Chuck Muth, a Republican activist in Nevada, suggests here that “vote-swapping”, an idea pioneered by Ralph Nader supporters and Al Gore supporters in 2000, should be revived this year. “Vote-swapping” depends on the internet. The facilitator sets up a web page, and voters in swing states are placed in touch with voters in non-swing states. The idea depends on trust. In 2000, Gore supporters in non-swing states were matched with Nader supporters in swing states, via the web page. The Gore supporter promised his or her “partner” to vote for Nader; in return, the Nader supporter promised to vote for Gore.

California’s Secretary of State in 2000, Bill Jones, had believed that the vote-swapping web page broke election laws, but the 9th circuit rejected Jones’ theory and upheld the legality of the practice.

Muth presumes that many, if not most, voters who lean toward Gary Johnson would be more sympathetic to Mitt Romney than to President Obama, but his assumption isn’t necessarily correct. Muth advocates that someone set up a web page to facilitate vote-swapping to match up Johnson supporters with Romney supporters.

Muth has not been a friend of minor parties and independent candidates. He used his influence to help persuade the 2011 session of the Nevada legislature to make ballot access more difficult. Muth did this because he was angry that in 2010, the Tea Party had placed a candidate for U.S. Senate on the general election ballot, using an easy method for a new party to place someone on the ballot. The Nevada legislature in 2011 repealed the easy method, leaving only a much more difficult procedure in place.

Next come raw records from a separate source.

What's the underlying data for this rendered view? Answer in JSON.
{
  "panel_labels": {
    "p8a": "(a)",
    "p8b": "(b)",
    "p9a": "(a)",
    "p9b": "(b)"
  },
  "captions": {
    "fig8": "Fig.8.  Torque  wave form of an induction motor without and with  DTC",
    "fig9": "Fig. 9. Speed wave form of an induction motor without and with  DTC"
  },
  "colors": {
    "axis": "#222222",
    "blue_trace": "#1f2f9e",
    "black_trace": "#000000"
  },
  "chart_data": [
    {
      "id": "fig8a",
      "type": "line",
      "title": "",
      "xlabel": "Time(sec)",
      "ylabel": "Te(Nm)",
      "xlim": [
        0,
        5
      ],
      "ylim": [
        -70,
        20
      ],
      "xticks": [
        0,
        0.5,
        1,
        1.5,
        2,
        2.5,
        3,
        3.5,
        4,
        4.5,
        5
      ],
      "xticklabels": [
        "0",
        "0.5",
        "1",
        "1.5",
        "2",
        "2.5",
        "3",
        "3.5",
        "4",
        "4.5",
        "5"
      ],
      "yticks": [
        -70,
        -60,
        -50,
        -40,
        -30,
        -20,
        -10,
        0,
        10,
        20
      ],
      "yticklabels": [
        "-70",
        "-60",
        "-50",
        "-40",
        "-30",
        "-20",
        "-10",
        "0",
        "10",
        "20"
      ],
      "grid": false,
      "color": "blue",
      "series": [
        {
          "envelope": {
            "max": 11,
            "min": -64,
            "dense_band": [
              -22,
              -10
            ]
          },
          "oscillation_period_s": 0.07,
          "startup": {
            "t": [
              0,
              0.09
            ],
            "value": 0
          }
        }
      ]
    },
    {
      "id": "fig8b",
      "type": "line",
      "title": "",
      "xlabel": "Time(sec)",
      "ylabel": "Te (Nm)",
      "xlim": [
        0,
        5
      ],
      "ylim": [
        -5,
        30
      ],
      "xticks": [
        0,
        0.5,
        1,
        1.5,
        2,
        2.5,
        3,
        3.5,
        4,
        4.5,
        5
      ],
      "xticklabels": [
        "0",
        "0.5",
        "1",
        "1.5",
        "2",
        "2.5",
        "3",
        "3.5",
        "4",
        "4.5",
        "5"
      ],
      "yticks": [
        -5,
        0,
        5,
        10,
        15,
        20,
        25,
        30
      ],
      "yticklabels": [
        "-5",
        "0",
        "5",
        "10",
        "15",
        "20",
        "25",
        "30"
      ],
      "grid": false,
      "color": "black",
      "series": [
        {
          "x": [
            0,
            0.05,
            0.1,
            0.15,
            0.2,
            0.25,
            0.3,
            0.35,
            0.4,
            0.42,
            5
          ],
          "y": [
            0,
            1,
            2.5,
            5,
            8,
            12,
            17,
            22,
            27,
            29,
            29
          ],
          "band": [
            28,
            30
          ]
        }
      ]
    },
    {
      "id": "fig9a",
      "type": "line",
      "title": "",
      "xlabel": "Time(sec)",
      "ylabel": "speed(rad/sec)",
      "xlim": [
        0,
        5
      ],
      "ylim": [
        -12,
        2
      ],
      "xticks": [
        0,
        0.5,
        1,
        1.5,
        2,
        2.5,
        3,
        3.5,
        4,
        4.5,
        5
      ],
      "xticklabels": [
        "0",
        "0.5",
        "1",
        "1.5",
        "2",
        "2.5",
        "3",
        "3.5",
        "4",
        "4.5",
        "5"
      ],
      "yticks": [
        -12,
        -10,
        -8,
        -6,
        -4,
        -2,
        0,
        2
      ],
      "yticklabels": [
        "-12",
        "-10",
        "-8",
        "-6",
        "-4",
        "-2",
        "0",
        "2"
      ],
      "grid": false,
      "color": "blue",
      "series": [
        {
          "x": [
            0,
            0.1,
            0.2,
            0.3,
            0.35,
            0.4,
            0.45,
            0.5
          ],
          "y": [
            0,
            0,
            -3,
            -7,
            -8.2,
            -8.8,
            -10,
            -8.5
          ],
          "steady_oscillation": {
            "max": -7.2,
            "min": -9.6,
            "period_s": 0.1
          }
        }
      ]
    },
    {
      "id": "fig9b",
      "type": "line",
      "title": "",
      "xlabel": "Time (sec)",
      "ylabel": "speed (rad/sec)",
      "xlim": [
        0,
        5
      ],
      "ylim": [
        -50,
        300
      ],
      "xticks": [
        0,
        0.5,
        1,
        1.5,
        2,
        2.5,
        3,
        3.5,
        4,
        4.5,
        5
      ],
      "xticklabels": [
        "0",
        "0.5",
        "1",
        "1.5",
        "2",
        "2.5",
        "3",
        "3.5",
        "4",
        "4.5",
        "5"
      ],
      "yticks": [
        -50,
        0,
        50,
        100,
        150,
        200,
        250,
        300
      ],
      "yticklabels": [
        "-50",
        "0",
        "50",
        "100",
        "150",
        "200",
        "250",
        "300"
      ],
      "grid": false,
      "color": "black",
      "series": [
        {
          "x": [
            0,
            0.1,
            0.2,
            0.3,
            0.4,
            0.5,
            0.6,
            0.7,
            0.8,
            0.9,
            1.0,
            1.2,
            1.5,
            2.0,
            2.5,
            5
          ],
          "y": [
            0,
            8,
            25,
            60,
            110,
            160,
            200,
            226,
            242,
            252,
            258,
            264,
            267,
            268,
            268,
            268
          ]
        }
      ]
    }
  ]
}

South Carolina Legislative Race Will Probably List Only Two Candidates, a Libertarian and an Independent

It is likely that the only two names printed on the November 2012 ballot in South Carolina’s state house race, 26th district, will be Libertarian Jeremy Walters and independent Raye Felder. See this story.

No Democrat ran. The Republican, Raye Felder, failed to qualify because of the May 2 decision of the State Supreme Court that disqualified all primary candidates who didn’t file Statements of Economic Interest in March. They had to file using printed forms, and also has to file electronically, and over 200 Republicans and Democrats failed to get on the primary ballots because they did not take both actions by the deadline. However, Felder is petitioning to be on the ballot in the general election as an independent candidate, and her petition will probably succeed.

South Carolina has a straight-ticket device, which injures independent candidates. South Carolina permits write-ins in general elections, so conceivably yet another candidate could emerge as a write-in candidate.

Fourth Circuit Rules that Corporations are Still Prevented from Donating to Candidates for Federal Office

On June 28, the 4th circuit ruled in USA v Danielczyk that federal laws that prohibit contributions to federal candidates are still constitutional. Here is the 12-page decision. As is well known, in 2010, the U.S. Supreme Court ruled in Citizens United v FEC that corporations cannot be prevented from spending money to spread their own message about federal candidates and whether voters should support them or not.

The 4th circuit said there are substantial differences between independent spending and campaign contributions. “Direct contributions do not necessarily fund political speech”, the decision says. More importantly, the U.S. Supreme Court has ruled in the past has upheld laws that ban corporate contributions to federal candidates. The most recent such decision, FEC v Beaumont, was issued in 2003.

It is likely that the Danielczyk case will be appealed to the U.S. Supreme Court.

Marilyn Marks Finally Wins her Court Battle to Inspect Old Ballots from City of Aspen

Marilyn Marks, an activist who worries about the accuracy of vote-counting equipment, has finally won her court battle to inspect ballots cast in Aspen, Colorado city elections from 2009. See this story. On June 28, the Colorado Supreme Court said it will not review the State Court of Appeals decision that had said old ballots are public records.

The legislature had passed a bill this year, clarifying that old voted ballots are public records available for public inspection (with certain restrictions), but that had not ended the controversy over ballots from a past election. When the ballots are made available for public inspection, of course there will be no method for knowing which voter put any particular ballot in the ballot box.